Not ceasing
Remembering without ceasing your work of faith, labour of love, and patience of hope in our Lord Jesus Christ in the sight of our God and Father. (1 Thessalonians 1:3)
For this reason we also thank God without ceasing, because when you received the word of God which you heard from us, you welcomed it not as the word of men, but as it is in truth, the word of God, which also effectively works in you who believe. (1 Thessalonians 2:13)
Pray without ceasing. (1 Thessalonians 5:17)
Now when Daniel knew that the writing was signed, he went home. And in his upper room, with his windows open toward Jerusalem, he knelt down on his knees three times that day, and prayed and gave thanks before his God, as was his custom since early days. (Daniel 6:10)
We will remember today as the day when so much of our normal lives stopped. It is a disturbing time, filled with uncertainty.

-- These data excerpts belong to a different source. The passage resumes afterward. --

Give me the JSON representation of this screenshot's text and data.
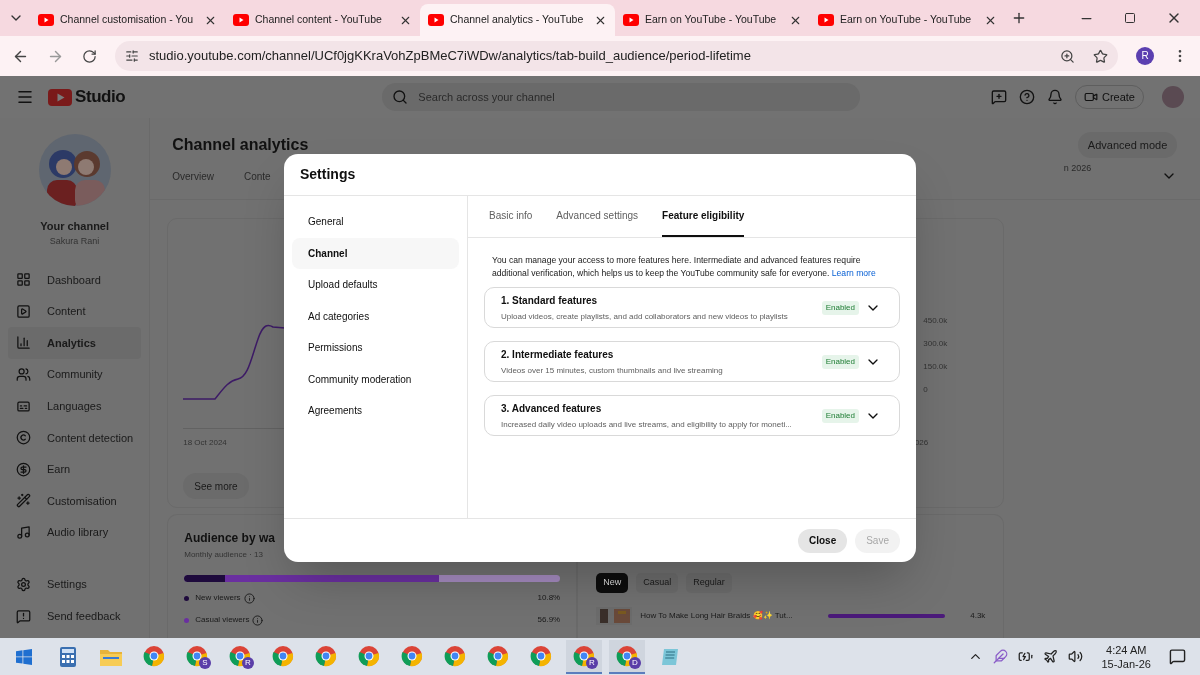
{
  "browser": {
    "tabs": [
      {
        "title": "Channel customisation - You",
        "selected": false
      },
      {
        "title": "Channel content - YouTube",
        "selected": false
      },
      {
        "title": "Channel analytics - YouTube",
        "selected": true
      },
      {
        "title": "Earn on YouTube - YouTube",
        "selected": false
      },
      {
        "title": "Earn on YouTube - YouTube",
        "selected": false
      }
    ],
    "url": "studio.youtube.com/channel/UCf0jgKKraVohZpBMeC7iWDw/analytics/tab-build_audience/period-lifetime",
    "profile": "R"
  },
  "studio": {
    "logo": "Studio",
    "search_placeholder": "Search across your channel",
    "create": "Create",
    "sidebar": {
      "channel_title": "Your channel",
      "channel_name": "Sakura Rani",
      "items": [
        {
          "label": "Dashboard",
          "selected": false
        },
        {
          "label": "Content",
          "selected": false
        },
        {
          "label": "Analytics",
          "selected": true
        },
        {
          "label": "Community",
          "selected": false
        },
        {
          "label": "Languages",
          "selected": false
        },
        {
          "label": "Content detection",
          "selected": false
        },
        {
          "label": "Earn",
          "selected": false
        },
        {
          "label": "Customisation",
          "selected": false
        },
        {
          "label": "Audio library",
          "selected": false
        }
      ],
      "bottom_items": [
        "Settings",
        "Send feedback"
      ]
    },
    "page": {
      "title": "Channel analytics",
      "advanced_mode": "Advanced mode",
      "tabs": [
        "Overview",
        "Conte"
      ],
      "date_range": "n 2026",
      "chart": {
        "yticks": [
          "450.0k",
          "300.0k",
          "150.0k",
          "0"
        ],
        "x_start": "18 Oct 2024",
        "x_end": "026"
      },
      "see_more": "See more",
      "audience": {
        "title": "Audience by wa",
        "subtitle": "Monthly audience · 13",
        "segments": [
          {
            "label": "New viewers",
            "value": "10.8%",
            "color": "#1e0a3c"
          },
          {
            "label": "Casual viewers",
            "value": "56.9%",
            "color": "#6a2fa0"
          }
        ]
      },
      "chips": [
        {
          "label": "New",
          "selected": true
        },
        {
          "label": "Casual",
          "selected": false
        },
        {
          "label": "Regular",
          "selected": false
        }
      ],
      "videos": [
        {
          "title": "How To Make Long Hair Braids 🥰✨ Tut...",
          "value": "4.3k",
          "level": 0.9
        }
      ]
    }
  },
  "modal": {
    "title": "Settings",
    "nav": [
      {
        "label": "General",
        "selected": false
      },
      {
        "label": "Channel",
        "selected": true
      },
      {
        "label": "Upload defaults",
        "selected": false
      },
      {
        "label": "Ad categories",
        "selected": false
      },
      {
        "label": "Permissions",
        "selected": false
      },
      {
        "label": "Community moderation",
        "selected": false
      },
      {
        "label": "Agreements",
        "selected": false
      }
    ],
    "tabs": [
      {
        "label": "Basic info",
        "selected": false
      },
      {
        "label": "Advanced settings",
        "selected": false
      },
      {
        "label": "Feature eligibility",
        "selected": true
      }
    ],
    "description": "You can manage your access to more features here. Intermediate and advanced features require additional verification, which helps us to keep the YouTube community safe for everyone.",
    "learn_more": "Learn more",
    "features": [
      {
        "title": "1. Standard features",
        "description": "Upload videos, create playlists, and add collaborators and new videos to playlists",
        "status": "Enabled"
      },
      {
        "title": "2. Intermediate features",
        "description": "Videos over 15 minutes, custom thumbnails and live streaming",
        "status": "Enabled"
      },
      {
        "title": "3. Advanced features",
        "description": "Increased daily video uploads and live streams, and eligibility to apply for moneti...",
        "status": "Enabled"
      }
    ],
    "close": "Close",
    "save": {
      "label": "Save",
      "disabled": true
    }
  },
  "taskbar": {
    "apps": [
      {
        "kind": "calculator"
      },
      {
        "kind": "folder"
      },
      {
        "kind": "chrome"
      },
      {
        "kind": "chrome",
        "badge": "S"
      },
      {
        "kind": "chrome",
        "badge": "R"
      },
      {
        "kind": "chrome"
      },
      {
        "kind": "chrome"
      },
      {
        "kind": "chrome"
      },
      {
        "kind": "chrome"
      },
      {
        "kind": "chrome"
      },
      {
        "kind": "chrome"
      },
      {
        "kind": "chrome"
      },
      {
        "kind": "chrome",
        "badge": "R",
        "active": true
      },
      {
        "kind": "chrome",
        "badge": "D",
        "active": true
      },
      {
        "kind": "notepad"
      }
    ],
    "time": "4:24 AM",
    "date": "15-Jan-26"
  }
}
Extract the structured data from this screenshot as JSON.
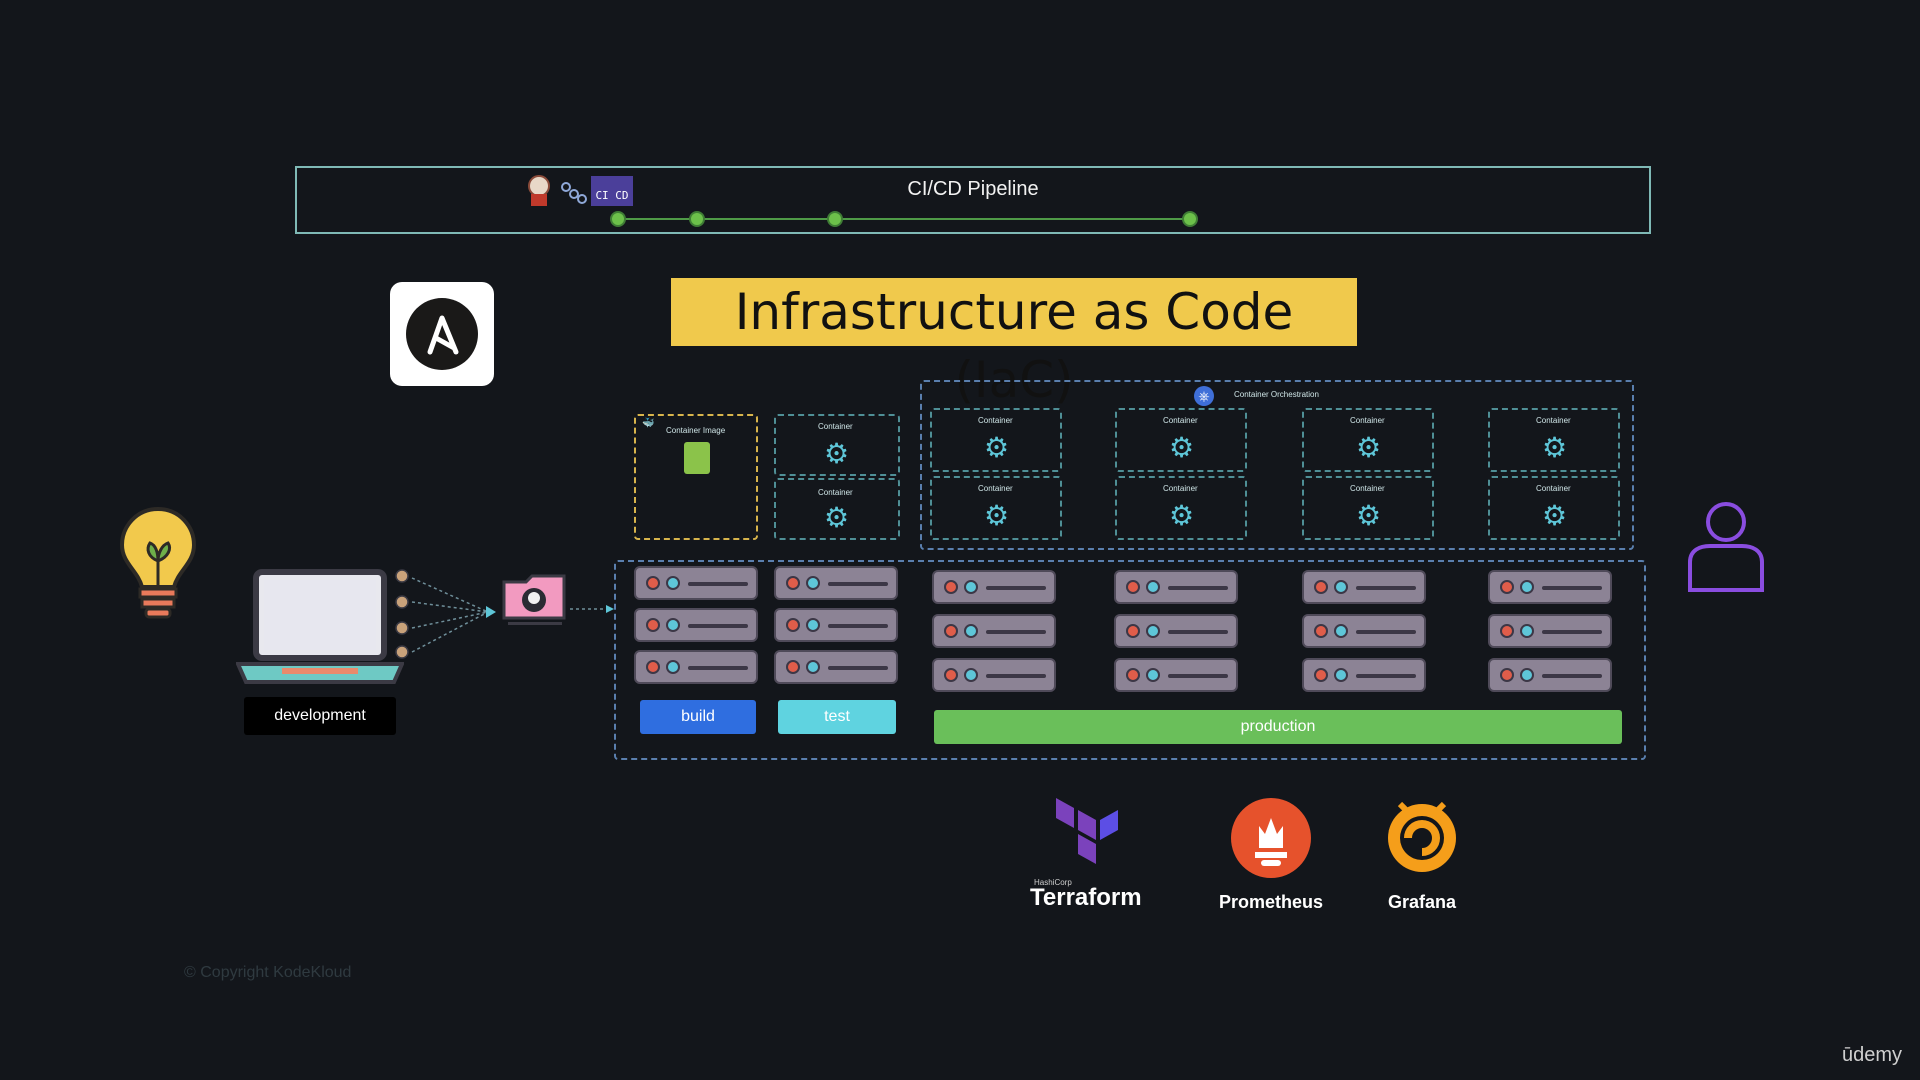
{
  "pipeline": {
    "title": "CI/CD Pipeline",
    "badge": "CI CD"
  },
  "banner": {
    "title": "Infrastructure as Code (IaC)"
  },
  "orchestration": {
    "label": "Container Orchestration"
  },
  "container_image": {
    "label": "Container Image"
  },
  "container": {
    "label": "Container"
  },
  "envs": {
    "build": "build",
    "test": "test",
    "production": "production"
  },
  "dev": {
    "label": "development"
  },
  "tools": {
    "terraform": "Terraform",
    "terraform_vendor": "HashiCorp",
    "prometheus": "Prometheus",
    "grafana": "Grafana"
  },
  "footer": {
    "copyright": "© Copyright KodeKloud",
    "brand": "ūdemy"
  },
  "colors": {
    "background": "#13161b",
    "banner": "#f0c94c",
    "build": "#2f6ee0",
    "test": "#5fd3e0",
    "production": "#6abf5a",
    "pipeline_border": "#7fb9b6",
    "dashed": "#4f8f96"
  }
}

But when there is uncertainty, that’s the time to reflect on things which encourage us. Paul wrote his very first letter to new believers and taught them, by example, about things which would never stop:
• He never stopped remembering the Thessalonians’ faith, love and hope. It put a joy in his heart to think of all that God had done in their lives.
• He never stopped being so thankful for the Word of God that the Thessalonians had received and continued to rest upon and live by.
• He encouraged them to never stop approaching the throne of Grace in prayer and thankfulness.
Daniel had learned these things hundreds of years before (see Daniel 6). When his life was in danger, he never for a moment considered stopping praying to his God as he had done all his life. And where did he pray? In his home, which was a powerhouse of prayer. He prayed with his windows opened to Jerusalem. With a joyful hope in his heart, he knelt down in humility to pray, and with a permanent expression of thankfulness upon his lips and in his heart. This didn’t stop his being cast into a den of lions, but it did stop the mouths of lions.
As we are shut up in our homes, may they not become comfortable prisons, but places of great blessing. We live in testing circumstances, but let us view them not as constraints but opportunities for our faith to be increased. We have the hope of Christ’s return. This should not be a vague, distant thing, but a vivid bright star which has a present, purifying effect upon our lives. And above all may we live in the wonder of the love of God which never fails (1 Corinthians 13:8).